Henedina Antunes salienta que “as mães que amamentam os filhos exclusivamente, até aos 6 meses de vida, estão a dar uma herança em saúde”, e acrescenta, em tom de brincadeira, que “a herança monetária vai ser dada pelo pai.”
A médica lembra que existem estudos que mostram como a utilização inadequada e abusiva dos antibióticos pode ser prejudicial a médio e longo prazo. “Um estudo multicêntrico do Minho revelou uma prevalência de doença inflamatória intestinal em pediatria sete vezes mais elevada. O uso excessivo de antibióticos, sobretudo em recém-nascidos e lactentes pode ser uma das causas deste aumento. Acrescenta que esta subida está ligada não só ao uso incorreto de antibióticos, como ao consumo de comida processada, às brincadeiras com computadores ou telemóveis em casa, em detrimento do contacto com a natureza, o que favorece outras doenças, como as autoimunes, alérgicas e a obesidade, por alteração da microbiota intestinal”. Acrescenta que ainda que, na pandemia o uso de máscara fez baixar as infeções víricas, mas fez aumentar a gravidade das doenças autoimunes. Além disso, a especialista em gastrenterologista pediátrica revela que, durante a pandemia, teve mais doentes com lesões do esófago, estômago e duodeno na doença de Crohn do que antes do aparecimento da pandemia.

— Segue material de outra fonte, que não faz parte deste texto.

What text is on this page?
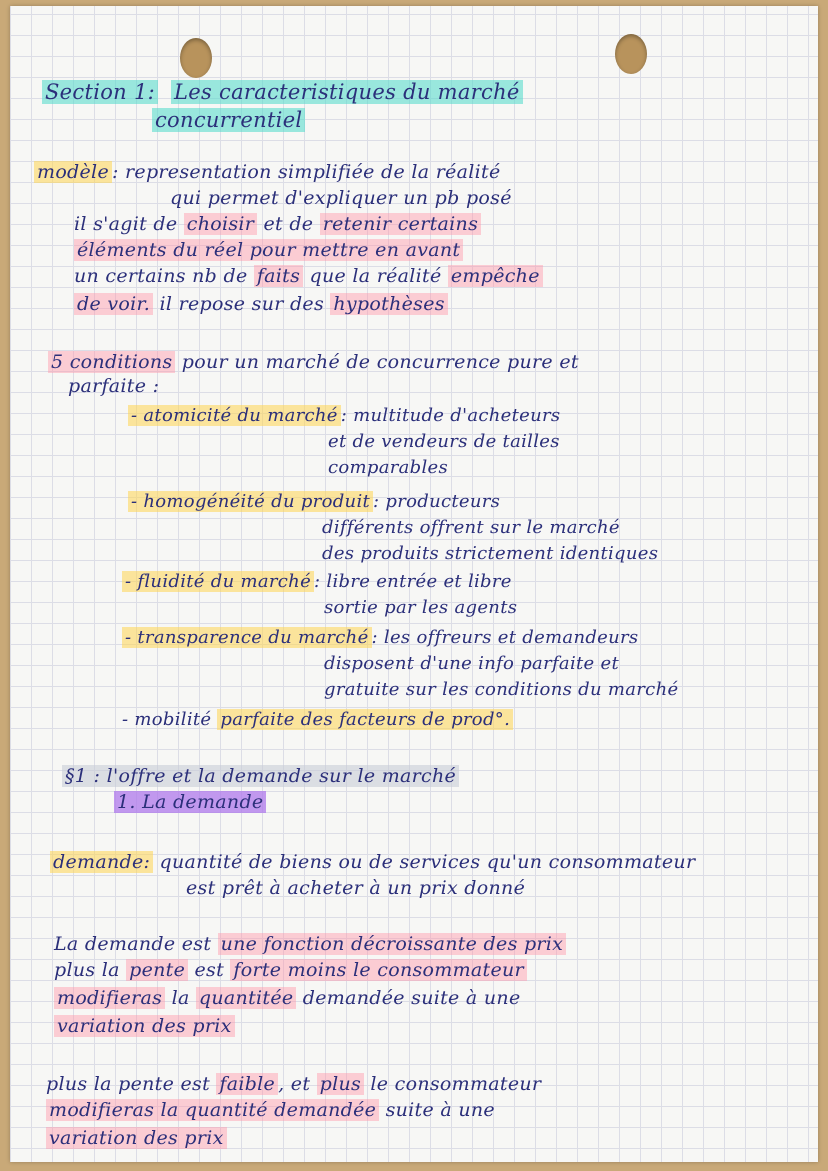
Section 1: Les caracteristiques du marché
concurrentiel
modèle : representation simplifiée de la réalité
qui permet d'expliquer un pb posé
il s'agit de choisir et de retenir certains
éléments du réel pour mettre en avant
un certains nb de faits que la réalité empêche
de voir. il repose sur des hypothèses
5 conditions pour un marché de concurrence pure et
parfaite :
- atomicité du marché : multitude d'acheteurs
et de vendeurs de tailles
comparables
- homogénéité du produit : producteurs
différents offrent sur le marché
des produits strictement identiques
- fluidité du marché : libre entrée et libre
sortie par les agents
- transparence du marché : les offreurs et demandeurs
disposent d'une info parfaite et
gratuite sur les conditions du marché
- mobilité parfaite des facteurs de prod°.
§1 : l'offre et la demande sur le marché
1. La demande
demande: quantité de biens ou de services qu'un consommateur
est prêt à acheter à un prix donné
La demande est une fonction décroissante des prix
plus la pente est forte moins le consommateur
modifieras la quantitée demandée suite à une
variation des prix
plus la pente est faible , et plus le consommateur
modifieras la quantité demandée suite à une
variation des prix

Para concluir, Henedina Antunes reforça que o uso de antibióticos não é indicado para infeções provocadas por vírus e recomenda que, quando as crianças adoecem com as típicas doenças associadas aos meses de frio, deve evitar-se o contágio aos avós, cuja saúde é, regra geral, mais frágil devido à idade.
No âmbito da prevenção, em particular para a bronquiolite, lembra que já existe uma vacina para o vírus sincicial respiratório (VSR). “Temos vacinas que melhoraram o número de infeções bacterianas graves. Quando iniciei a minha atividade em Pediatria aparecia uma criança com meningite por semana. Com o aparecimento das vacinas contra o pneumococo, o meningococo, o Haemoplylus influenzae, por vezes, passo um ano sem ver crianças com meningite bacteriana”.